One heart appeared healthy and showed no signs of disease. Three of the hearts did show signs of disease, as plaque was found on the coronary arteries. The fifth heart had been poorly preserved and, therefore, could not be studied.

“Since four of the five hearts were very well preserved, we were able to see signs of present-day heart conditions, such as plaque and atherosclerosis,” Dr. Mokrane said.

It’s interesting that heart disease was so prevalent among the wealthy aristocrats. I imagine it’s a diet issue. Wide access to fatty meats made the upper classes more susceptible to heart conditions than the poor who subsisted on less rich and artery-clogging diets.

As for Louise de Quengo, her remains were reinterred in September. Numerous descendants were consulted as to the disposition of her body. There was a divide whether to bury her in Rennes where she slumbered for 358 years or in Tonquédec in the Côtes-d’Armor department of Brittany where several of her descendants live today. Patrick de Quengo de Tonquédec, father of actor Guillaume de Tonquédec whom you might have seen as Serge in Krzysztof Kieslowski’s masterpiece Three Colors: Blue, and his brother General Pierre de Quengo de Tonquédec advocated for her reburial in town cemetery in the shadow of the Château de Tonquédec, a castle which in the 17th century belonged to the lady’s brother. A majority of descendants agreed and Louise de Quengo was reinterred in Tonquédec on Wednesday, September 23rd.

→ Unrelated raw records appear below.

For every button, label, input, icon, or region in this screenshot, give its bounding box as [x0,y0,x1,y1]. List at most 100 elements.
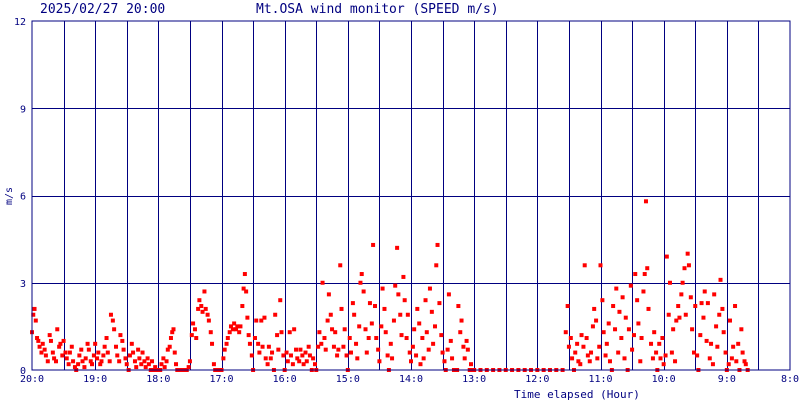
data-point [102,344,107,349]
grid [32,21,790,370]
data-point [33,318,38,323]
data-point [590,324,595,329]
data-point [319,341,324,346]
data-point [383,330,388,335]
data-point [587,359,592,364]
data-point [303,350,308,355]
data-point [98,362,103,367]
data-point [654,350,659,355]
data-point [377,359,382,364]
data-point [95,356,100,361]
data-point [194,336,199,341]
data-point [276,347,281,352]
data-point [265,362,270,367]
plot-frame [31,20,791,371]
data-point [260,344,265,349]
data-point [418,362,423,367]
x-tick-label: 8:0 [781,374,799,385]
data-point [595,356,600,361]
data-point [52,356,57,361]
data-point [317,330,322,335]
data-point [598,263,603,268]
data-point [164,359,169,364]
data-point [347,336,352,341]
data-point [79,347,84,352]
data-point [262,315,267,320]
data-point [284,350,289,355]
data-point [238,324,243,329]
data-point [426,347,431,352]
data-point [712,292,717,297]
data-point [563,330,568,335]
data-point [646,306,651,311]
data-point [407,350,412,355]
data-point [256,341,261,346]
y-tick-label: 3 [20,279,26,290]
data-point [677,315,682,320]
data-point [445,347,450,352]
data-point [726,362,731,367]
data-point [330,327,335,332]
data-point [85,341,90,346]
data-point [63,350,68,355]
data-point [127,353,132,358]
data-point [60,353,65,358]
data-point [47,333,52,338]
data-point [729,356,734,361]
data-point [294,347,299,352]
data-point [663,353,668,358]
data-point [205,312,210,317]
data-point [242,272,247,277]
data-point [417,321,422,326]
data-point [254,318,259,323]
data-point [363,327,368,332]
data-point [341,344,346,349]
y-tick-label: 0 [20,366,26,377]
data-point [620,295,625,300]
x-tick-labels: 20:0 19:0 18:0 17:0 16:0 15:0 14:0 13:0 12:0 11:0… [20,374,799,385]
data-point [464,338,469,343]
data-point [727,318,732,323]
data-point [132,359,137,364]
data-point [120,338,125,343]
x-tick-label: 20:0 [20,374,44,385]
data-point [671,327,676,332]
y-tick-label: 12 [14,17,26,28]
data-point [698,333,703,338]
data-point [701,315,706,320]
data-point [136,347,141,352]
data-point [304,359,309,364]
data-point [685,251,690,256]
data-point [367,301,372,306]
data-point [199,304,204,309]
data-point [316,344,321,349]
data-point [80,359,85,364]
data-point [734,359,739,364]
data-point [657,341,662,346]
data-point [661,362,666,367]
x-tick-label: 10:0 [652,374,676,385]
data-point [235,324,240,329]
data-point [275,333,280,338]
data-point [592,306,597,311]
data-point [66,362,71,367]
data-point [742,359,747,364]
data-point [717,312,722,317]
data-point [695,353,700,358]
data-point [168,336,173,341]
data-point [57,344,62,349]
data-point [359,272,364,277]
data-point [192,327,197,332]
data-point [110,318,115,323]
data-point [306,344,311,349]
data-point [191,321,196,326]
data-point [338,263,343,268]
data-point [461,344,466,349]
data-point [37,344,42,349]
data-point [67,350,72,355]
data-point [42,347,47,352]
data-point [667,280,672,285]
data-point [566,344,571,349]
data-point [232,321,237,326]
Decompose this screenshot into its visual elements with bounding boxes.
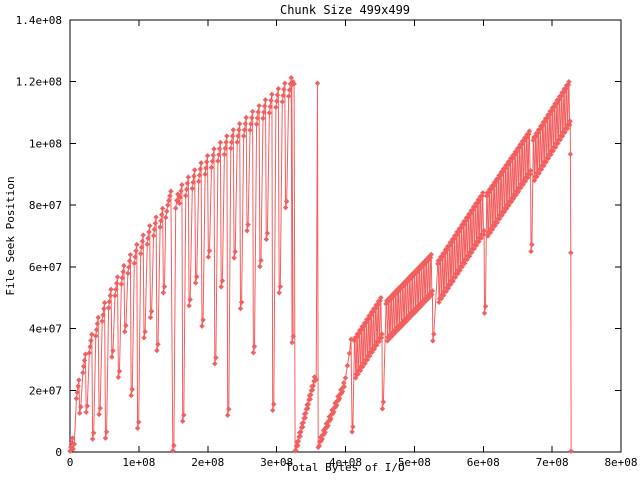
y-tick-label: 8e+07 — [29, 199, 62, 212]
x-axis-title: Total Bytes of I/O — [285, 461, 404, 474]
y-tick-label: 0 — [55, 446, 62, 459]
y-tick-label: 1.4e+08 — [16, 14, 62, 27]
x-tick-label: 3e+08 — [260, 456, 293, 469]
chart-title: Chunk Size 499x499 — [280, 3, 410, 17]
chart-generated-layer: 0 1e+08 2e+08 3e+08 4e+08 5e+08 6e+08 7e+08 8e+0… — [16, 14, 638, 469]
y-tick-label: 4e+07 — [29, 323, 62, 336]
y-tick-label: 1.2e+08 — [16, 76, 62, 89]
y-axis-title: File Seek Position — [4, 176, 17, 295]
x-tick-label: 5e+08 — [398, 456, 431, 469]
x-tick-label: 1e+08 — [122, 456, 155, 469]
y-tick-label: 1e+08 — [29, 137, 62, 150]
x-tick-label: 7e+08 — [536, 456, 569, 469]
x-tick-label: 8e+08 — [604, 456, 637, 469]
x-tick-label: 6e+08 — [467, 456, 500, 469]
seek-trace-markers — [67, 74, 574, 454]
x-tick-label: 2e+08 — [191, 456, 224, 469]
x-tick-label: 4e+08 — [329, 456, 362, 469]
y-tick-label: 6e+07 — [29, 261, 62, 274]
x-tick-label: 0 — [67, 456, 74, 469]
y-tick-label: 2e+07 — [29, 384, 62, 397]
seek-trace-line — [69, 77, 572, 452]
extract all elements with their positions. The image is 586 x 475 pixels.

6 thoughts on “Embalmed hearts of French nobility analyzed

  1. The notion that fatty foods are “artery clogging” seems to be just a modern superstition, foisted on the world by a rogue medical scientist, Dr Ancel Keys.

  2. Yeah, what exactly were the FINAL archaeological results of unearthing Louise de Quengo ?

    And –maybe also very important– what happened to her most famous descendant …

    Johann Gambolputty de Quengo- de-Tonquédec-von Ausfern-shplendenshlitter-crasscrenbon-fried-digger-dangle-dongle-dungle-burstein-Von-knacker-thrasher-apple-banger-horowitz-ticolensic-grander-knotty-spelltinkle-grandlich-grumblemeyer-spelterwasser-kurstlich-himbleeisen-bahnwagen-gutenabend-bitte-ein-nurnburger-bratwurst-gerspurten-mit-zwei-macheluber-hundsfut-gumberaber-shoenendanker-kalbsfleisch-mittler-aucher von Hautkopft of Ulm ?

  3. I remember reading the will of a mid-17th English clergyman who wanted his body opened “as soon as conveniently may be” after death, and his heart taken out buried under the altar of the chapel of the college at Oxford where he’d been a scholar. I don’t think it happened though, the Civil War was on and he died a good way off. Doesn’t seem to have struck anyone as an odd request.

  4. I’m curious to see what an ancient embalmed heart would look like, wish there was a picture of what was inside!